Закончив завтрак, я, по английской моде, наслаждаюсь строгой дозировкой half and half в одну пинту. Мой желудок уравновешен, как и дух. Никакой диспепсии, никаких кошмаров, никакой метафизики. Я курю трубку и ещё чувствую светлую упругость табака под большим пальцем, когда слышу звонок в дверь.
Июньское солнце потоками заливает и утапливает в своих сверкающих кристаллах всё вокруг. Каштаны струятся. Я ещё вижу их вырезанными на одностороннем стекле.
Тем не менее, звонок беспокоил меня.
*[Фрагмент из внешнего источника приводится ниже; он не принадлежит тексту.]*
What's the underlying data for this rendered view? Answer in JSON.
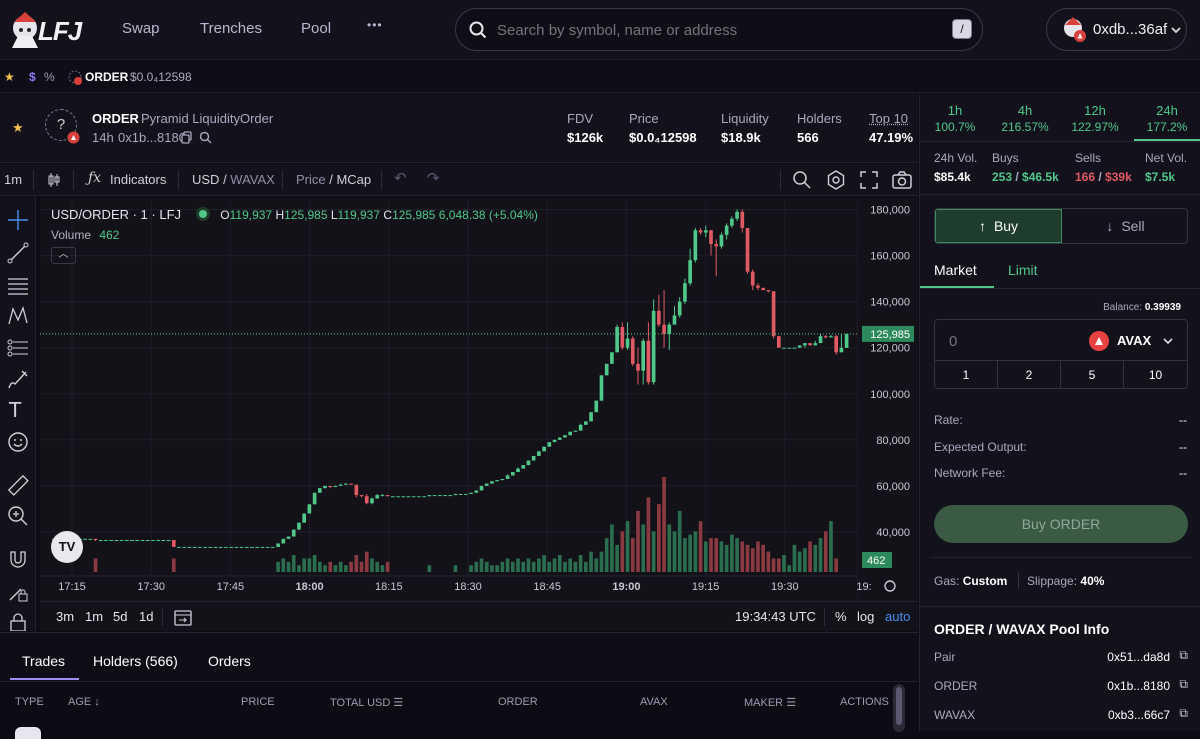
{
  "nav": {
    "logo": "LFJ",
    "links": [
      "Swap",
      "Trenches",
      "Pool"
    ],
    "more": "•••",
    "search_placeholder": "Search by symbol, name or address",
    "search_shortcut": "/",
    "wallet": "0xdb...36af"
  },
  "favbar": {
    "dollar": "$",
    "percent": "%",
    "token": "ORDER",
    "price": "$0.0₄12598"
  },
  "token": {
    "symbol": "ORDER",
    "name": "Pyramid LiquidityOrder",
    "age": "14h",
    "address": "0x1b...8180",
    "stats": [
      {
        "label": "FDV",
        "value": "$126k"
      },
      {
        "label": "Price",
        "value": "$0.0₄12598"
      },
      {
        "label": "Liquidity",
        "value": "$18.9k"
      },
      {
        "label": "Holders",
        "value": "566"
      },
      {
        "label": "Top 10",
        "value": "47.19%"
      }
    ]
  },
  "toolbar": {
    "interval": "1m",
    "indicators": "Indicators",
    "currency_usd": "USD",
    "currency_sep": " / ",
    "currency_wavax": "WAVAX",
    "mode_price": "Price",
    "mode_sep": " / ",
    "mode_mcap": "MCap"
  },
  "chart_header": {
    "pair": "USD/ORDER · 1 · LFJ",
    "o_label": "O",
    "o": "119,937",
    "h_label": "H",
    "h": "125,985",
    "l_label": "L",
    "l": "119,937",
    "c_label": "C",
    "c": "125,985",
    "change": "6,048.38 (+5.04%)",
    "volume_label": "Volume",
    "volume": "462"
  },
  "chart_data": {
    "type": "candlestick",
    "x_ticks": [
      "17:15",
      "17:30",
      "17:45",
      "18:00",
      "18:15",
      "18:30",
      "18:45",
      "19:00",
      "19:15",
      "19:30",
      "19:"
    ],
    "y_ticks": [
      "180,000",
      "160,000",
      "140,000",
      "120,000",
      "100,000",
      "80,000",
      "60,000",
      "40,000"
    ],
    "ylim": [
      20000,
      185000
    ],
    "last_price_label": "125,985",
    "last_volume_label": "462",
    "candles": [
      [
        37000,
        37000,
        37000,
        37000
      ],
      [
        37000,
        37000,
        37000,
        37000
      ],
      [
        37000,
        37000,
        37000,
        37000
      ],
      [
        37000,
        37000,
        37000,
        37000
      ],
      [
        37000,
        37000,
        37000,
        37000
      ],
      [
        37000,
        37000,
        37000,
        37000
      ],
      [
        37000,
        37000,
        37000,
        37000
      ],
      [
        37000,
        37000,
        37000,
        37000
      ],
      [
        37000,
        37000,
        36000,
        36500
      ],
      [
        36500,
        36500,
        36500,
        36500
      ],
      [
        36500,
        36500,
        36500,
        36500
      ],
      [
        36500,
        36500,
        36500,
        36500
      ],
      [
        36500,
        36500,
        36500,
        36500
      ],
      [
        36500,
        36500,
        36500,
        36500
      ],
      [
        36500,
        36500,
        36500,
        36500
      ],
      [
        36500,
        36500,
        36500,
        36500
      ],
      [
        36500,
        36500,
        36500,
        36500
      ],
      [
        36500,
        36500,
        36500,
        36500
      ],
      [
        36500,
        36500,
        36500,
        36500
      ],
      [
        36500,
        36500,
        36500,
        36500
      ],
      [
        36500,
        36500,
        36500,
        36500
      ],
      [
        36500,
        36500,
        36500,
        36500
      ],
      [
        36500,
        36500,
        36500,
        36500
      ],
      [
        36500,
        36500,
        33500,
        33500
      ],
      [
        33500,
        33500,
        33500,
        33500
      ],
      [
        33500,
        33500,
        33500,
        33500
      ],
      [
        33500,
        33500,
        33500,
        33500
      ],
      [
        33500,
        33500,
        33500,
        33500
      ],
      [
        33500,
        33500,
        33500,
        33500
      ],
      [
        33500,
        33500,
        33500,
        33500
      ],
      [
        33500,
        33500,
        33500,
        33500
      ],
      [
        33500,
        33500,
        33500,
        33500
      ],
      [
        33500,
        33500,
        33500,
        33500
      ],
      [
        33500,
        33500,
        33500,
        33500
      ],
      [
        33500,
        33500,
        33500,
        33500
      ],
      [
        33500,
        33500,
        33500,
        33500
      ],
      [
        33500,
        33500,
        33500,
        33500
      ],
      [
        33500,
        33500,
        33500,
        33500
      ],
      [
        33500,
        33500,
        33500,
        33500
      ],
      [
        33500,
        33500,
        33500,
        33500
      ],
      [
        33500,
        33500,
        33500,
        33500
      ],
      [
        33500,
        33500,
        33500,
        33500
      ],
      [
        33500,
        33500,
        33500,
        33500
      ],
      [
        33500,
        35000,
        33500,
        35000
      ],
      [
        35000,
        37000,
        35000,
        37000
      ],
      [
        37000,
        38000,
        37000,
        38000
      ],
      [
        38000,
        41000,
        38000,
        41000
      ],
      [
        41000,
        44000,
        41000,
        44000
      ],
      [
        44000,
        48000,
        44000,
        48000
      ],
      [
        48000,
        52000,
        48000,
        52000
      ],
      [
        52000,
        57000,
        52000,
        57000
      ],
      [
        57000,
        59000,
        57000,
        59000
      ],
      [
        59000,
        60000,
        59000,
        60000
      ],
      [
        60000,
        60000,
        59000,
        59500
      ],
      [
        59500,
        60000,
        59500,
        60000
      ],
      [
        60000,
        61000,
        60000,
        60500
      ],
      [
        60500,
        61000,
        60500,
        61000
      ],
      [
        61000,
        61000,
        60500,
        60500
      ],
      [
        60500,
        60500,
        55000,
        56000
      ],
      [
        56000,
        56000,
        55000,
        55500
      ],
      [
        55500,
        56500,
        52000,
        52500
      ],
      [
        52500,
        55000,
        52000,
        54500
      ],
      [
        54500,
        56500,
        54500,
        56000
      ],
      [
        56000,
        56500,
        55500,
        56000
      ],
      [
        56000,
        56000,
        55500,
        55500
      ],
      [
        55500,
        55500,
        55500,
        55500
      ],
      [
        55500,
        55500,
        55500,
        55500
      ],
      [
        55500,
        55500,
        55500,
        55500
      ],
      [
        55500,
        55500,
        55500,
        55500
      ],
      [
        55500,
        55500,
        55500,
        55500
      ],
      [
        55500,
        55500,
        55500,
        55500
      ],
      [
        55500,
        55500,
        55500,
        55500
      ],
      [
        55500,
        56000,
        55500,
        56000
      ],
      [
        56000,
        56000,
        56000,
        56000
      ],
      [
        56000,
        56000,
        56000,
        56000
      ],
      [
        56000,
        56000,
        56000,
        56000
      ],
      [
        56000,
        56000,
        56000,
        56000
      ],
      [
        56000,
        56500,
        56000,
        56500
      ],
      [
        56500,
        56500,
        56500,
        56500
      ],
      [
        56500,
        56500,
        56500,
        56500
      ],
      [
        56500,
        57000,
        56500,
        57000
      ],
      [
        57000,
        58000,
        57000,
        58000
      ],
      [
        58000,
        60000,
        58000,
        60000
      ],
      [
        60000,
        61000,
        60000,
        61000
      ],
      [
        61000,
        62000,
        61000,
        62000
      ],
      [
        62000,
        62500,
        62000,
        62500
      ],
      [
        62500,
        63000,
        62500,
        63000
      ],
      [
        63000,
        65000,
        63000,
        64500
      ],
      [
        64500,
        66000,
        64500,
        66000
      ],
      [
        66000,
        68000,
        66000,
        67500
      ],
      [
        67500,
        69000,
        67500,
        69000
      ],
      [
        69000,
        71000,
        69000,
        71000
      ],
      [
        71000,
        73000,
        71000,
        73000
      ],
      [
        73000,
        75000,
        73000,
        75000
      ],
      [
        75000,
        77000,
        75000,
        77000
      ],
      [
        77000,
        79000,
        77000,
        79000
      ],
      [
        79000,
        80000,
        79000,
        80000
      ],
      [
        80000,
        81000,
        80000,
        81000
      ],
      [
        81000,
        82000,
        81000,
        82000
      ],
      [
        82000,
        83500,
        82000,
        83500
      ],
      [
        83500,
        84000,
        83500,
        84000
      ],
      [
        84000,
        87000,
        84000,
        86500
      ],
      [
        86500,
        88000,
        86500,
        88000
      ],
      [
        88000,
        92000,
        88000,
        92000
      ],
      [
        92000,
        97000,
        92000,
        97000
      ],
      [
        97000,
        108000,
        97000,
        108000
      ],
      [
        108000,
        113000,
        108000,
        113000
      ],
      [
        113000,
        118000,
        113000,
        118000
      ],
      [
        118000,
        130000,
        118000,
        129000
      ],
      [
        129000,
        131000,
        119000,
        120000
      ],
      [
        120000,
        131000,
        119000,
        124000
      ],
      [
        124000,
        125000,
        112000,
        113000
      ],
      [
        113000,
        120000,
        104000,
        110000
      ],
      [
        110000,
        124000,
        104000,
        123000
      ],
      [
        123000,
        131000,
        104000,
        105000
      ],
      [
        105000,
        141000,
        104000,
        136000
      ],
      [
        136000,
        143000,
        129000,
        130000
      ],
      [
        130000,
        145000,
        120000,
        126000
      ],
      [
        126000,
        131000,
        119000,
        130000
      ],
      [
        130000,
        138000,
        130000,
        134000
      ],
      [
        134000,
        142000,
        133000,
        140000
      ],
      [
        140000,
        150000,
        139000,
        148000
      ],
      [
        148000,
        163000,
        147000,
        158000
      ],
      [
        158000,
        172000,
        157000,
        171000
      ],
      [
        171000,
        172000,
        169000,
        170000
      ],
      [
        170000,
        173000,
        168000,
        171000
      ],
      [
        171000,
        171000,
        160000,
        165000
      ],
      [
        165000,
        167000,
        151000,
        164000
      ],
      [
        164000,
        170000,
        163000,
        169000
      ],
      [
        169000,
        174000,
        167000,
        173000
      ],
      [
        173000,
        177000,
        172000,
        176000
      ],
      [
        176000,
        180000,
        175000,
        179000
      ],
      [
        179000,
        180000,
        170000,
        172000
      ],
      [
        172000,
        172000,
        152000,
        153000
      ],
      [
        153000,
        154000,
        145000,
        147000
      ],
      [
        147000,
        148000,
        145000,
        146000
      ],
      [
        146000,
        146000,
        145000,
        145000
      ],
      [
        145000,
        145000,
        144000,
        144500
      ],
      [
        144500,
        144500,
        124000,
        125000
      ],
      [
        125000,
        125000,
        120000,
        120000
      ],
      [
        120000,
        120000,
        120000,
        120000
      ],
      [
        120000,
        120000,
        120000,
        120000
      ],
      [
        120000,
        120000,
        120000,
        120000
      ],
      [
        120000,
        121000,
        120000,
        121000
      ],
      [
        121000,
        122000,
        120000,
        122000
      ],
      [
        122000,
        122000,
        121000,
        121000
      ],
      [
        121000,
        123000,
        121000,
        122000
      ],
      [
        122000,
        126000,
        122000,
        125000
      ],
      [
        125000,
        125500,
        124000,
        124500
      ],
      [
        124500,
        125500,
        124500,
        125000
      ],
      [
        125000,
        125500,
        117000,
        118000
      ],
      [
        118000,
        126000,
        118000,
        119937
      ],
      [
        119937,
        125985,
        119937,
        125985
      ]
    ],
    "volumes": [
      0,
      0,
      0,
      0,
      0,
      0,
      0,
      0,
      4,
      0,
      0,
      0,
      0,
      0,
      0,
      0,
      0,
      0,
      0,
      0,
      0,
      0,
      0,
      4,
      0,
      0,
      0,
      0,
      0,
      0,
      0,
      0,
      0,
      0,
      0,
      0,
      0,
      0,
      0,
      0,
      0,
      0,
      0,
      3,
      4,
      3,
      5,
      2,
      4,
      4,
      5,
      3,
      2,
      3,
      2,
      3,
      2,
      3,
      5,
      3,
      6,
      4,
      3,
      2,
      3,
      0,
      0,
      0,
      0,
      0,
      0,
      0,
      2,
      0,
      0,
      0,
      0,
      2,
      0,
      0,
      2,
      3,
      4,
      3,
      2,
      2,
      3,
      4,
      3,
      4,
      3,
      4,
      3,
      4,
      5,
      3,
      4,
      5,
      3,
      4,
      3,
      5,
      3,
      6,
      4,
      6,
      10,
      14,
      8,
      12,
      15,
      10,
      18,
      14,
      22,
      12,
      20,
      28,
      14,
      12,
      18,
      10,
      11,
      12,
      15,
      9,
      10,
      10,
      9,
      8,
      11,
      10,
      9,
      8,
      7,
      9,
      8,
      6,
      4,
      4,
      5,
      2,
      8,
      6,
      7,
      9,
      8,
      10,
      12,
      15,
      4
    ]
  },
  "chart_foot": {
    "ranges": [
      "3m",
      "1m",
      "5d",
      "1d"
    ],
    "time": "19:34:43 UTC",
    "pct": "%",
    "log": "log",
    "auto": "auto"
  },
  "bottom_tabs": [
    "Trades",
    "Holders (566)",
    "Orders"
  ],
  "table_headers": {
    "type": "TYPE",
    "age": "AGE",
    "price": "PRICE",
    "total_usd": "TOTAL USD",
    "order": "ORDER",
    "avax": "AVAX",
    "maker": "MAKER",
    "actions": "ACTIONS"
  },
  "tf_tabs": [
    {
      "label": "1h",
      "value": "100.7%"
    },
    {
      "label": "4h",
      "value": "216.57%"
    },
    {
      "label": "12h",
      "value": "122.97%"
    },
    {
      "label": "24h",
      "value": "177.2%"
    }
  ],
  "vol": {
    "vol_label": "24h Vol.",
    "vol_value": "$85.4k",
    "buys_label": "Buys",
    "buys_count": "253",
    "buys_value": "$46.5k",
    "sells_label": "Sells",
    "sells_count": "166",
    "sells_value": "$39k",
    "net_label": "Net Vol.",
    "net_value": "$7.5k",
    "slash": " / "
  },
  "trade": {
    "buy": "Buy",
    "sell": "Sell",
    "market": "Market",
    "limit": "Limit",
    "balance_label": "Balance:",
    "balance": "0.39939",
    "amount_placeholder": "0",
    "asset": "AVAX",
    "quick": [
      "1",
      "2",
      "5",
      "10"
    ],
    "rate_label": "Rate:",
    "rate": "--",
    "output_label": "Expected Output:",
    "output": "--",
    "fee_label": "Network Fee:",
    "fee": "--",
    "submit": "Buy ORDER",
    "gas_label": "Gas:",
    "gas": "Custom",
    "slip_label": "Slippage:",
    "slip": "40%"
  },
  "pool": {
    "title": "ORDER / WAVAX Pool Info",
    "rows": [
      {
        "label": "Pair",
        "value": "0x51...da8d"
      },
      {
        "label": "ORDER",
        "value": "0x1b...8180"
      },
      {
        "label": "WAVAX",
        "value": "0xb3...66c7"
      }
    ]
  },
  "colors": {
    "up": "#4fc88a",
    "down": "#e05a64",
    "accent": "#2a6e45"
  }
}
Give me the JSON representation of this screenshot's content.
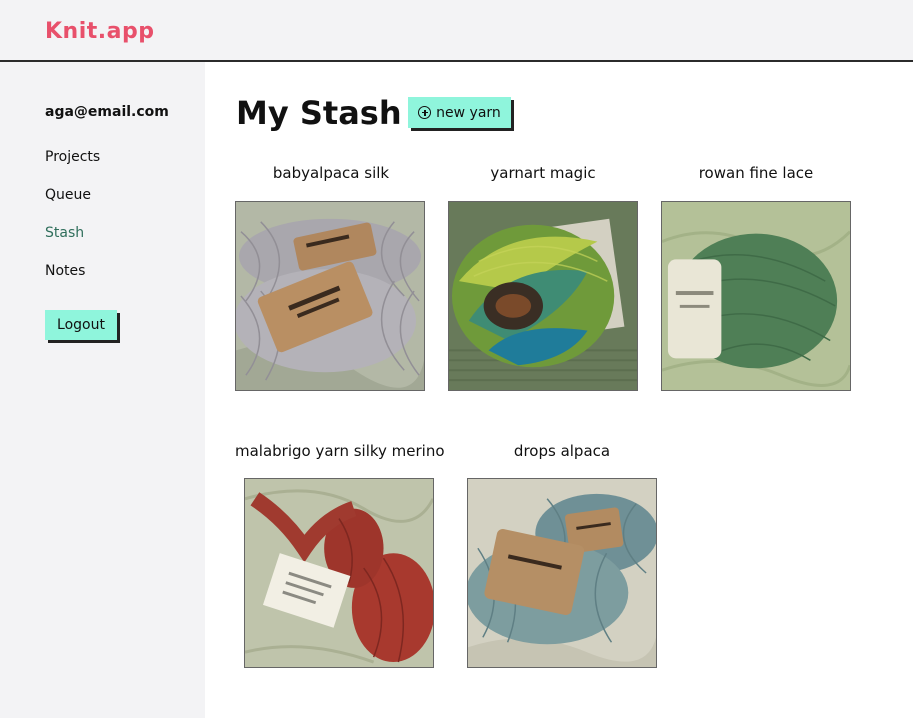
{
  "app": {
    "logo": "Knit.app"
  },
  "sidebar": {
    "user_email": "aga@email.com",
    "items": [
      {
        "label": "Projects"
      },
      {
        "label": "Queue"
      },
      {
        "label": "Stash",
        "active": true
      },
      {
        "label": "Notes"
      }
    ],
    "logout_label": "Logout"
  },
  "main": {
    "title": "My Stash",
    "new_yarn_label": "new yarn",
    "yarns": [
      {
        "name": "babyalpaca silk",
        "photo": "grey-skeins-with-kraft-labels"
      },
      {
        "name": "yarnart magic",
        "photo": "multicolor-green-blue-ball"
      },
      {
        "name": "rowan fine lace",
        "photo": "green-ball-with-white-label"
      },
      {
        "name": "malabrigo yarn silky merino",
        "photo": "red-hank-with-tag"
      },
      {
        "name": "drops alpaca",
        "photo": "sage-skeins-with-kraft-labels"
      }
    ]
  },
  "colors": {
    "accent": "#8ff5dc",
    "logo": "#e8506b",
    "active_nav": "#2f6e5b",
    "sidebar_bg": "#f3f3f5"
  }
}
Он неприятно грыз пищеварительную тишину тянувшегося передо мной времени. Я боялся скуки. Что я знаю об этом? Иногда, на полсекунды, я чувствовал, как роятся расплывчатые вещи, не поддающиеся, во всяком случае, анализу со стороны здорового духа.
Дверь открылась. Держа свою кепку в руке, вошёл слуга Флорана Мартена.
— Мадам спрашивает месье доктора. Немедленно.
— В чём дело, Жак?
— Горе, месье, очень большое горе.
— Флоран болен?
— Он умер.
— Умер? Отчего? И когда?
— Не прошло и получаса. Месье пустил пулю из пистолета в голову. Он спит на диване в кабинете. Когда мы нашли его, он был наполовину мёртв, потому что его рука дрожала…
Он подал мне шляпу. Я запрыгнул в автомобиль, следуя за Жаком, который заговорил молитвенным тоном:
— Мадам велела немедленно послать за г-ном доктором. Кажется, там есть что-то для вас, месье. Но я думаю, что не медицинское это дело. Знаете, бедный месье сильно страдает. Кто бы мог подумать?
Я льщу его лицемерному бреду, ведь Флоран был, вообще-то, господином нервным, высокомерным и невыносимым. Дверь в переднюю была приоткрыта. Женщина из комнаты, разрывавшаяся от эмоций, провела меня в рабочий кабинет, где натянутая завеса слишком цинично заслоняла собою солнце; и я взглянул на тень, фигура которой соответствовала фигуре моего друга. Проскользнувший в окно луч плавно упал на закрывавшую искажённое от смерти лицо белизну платка.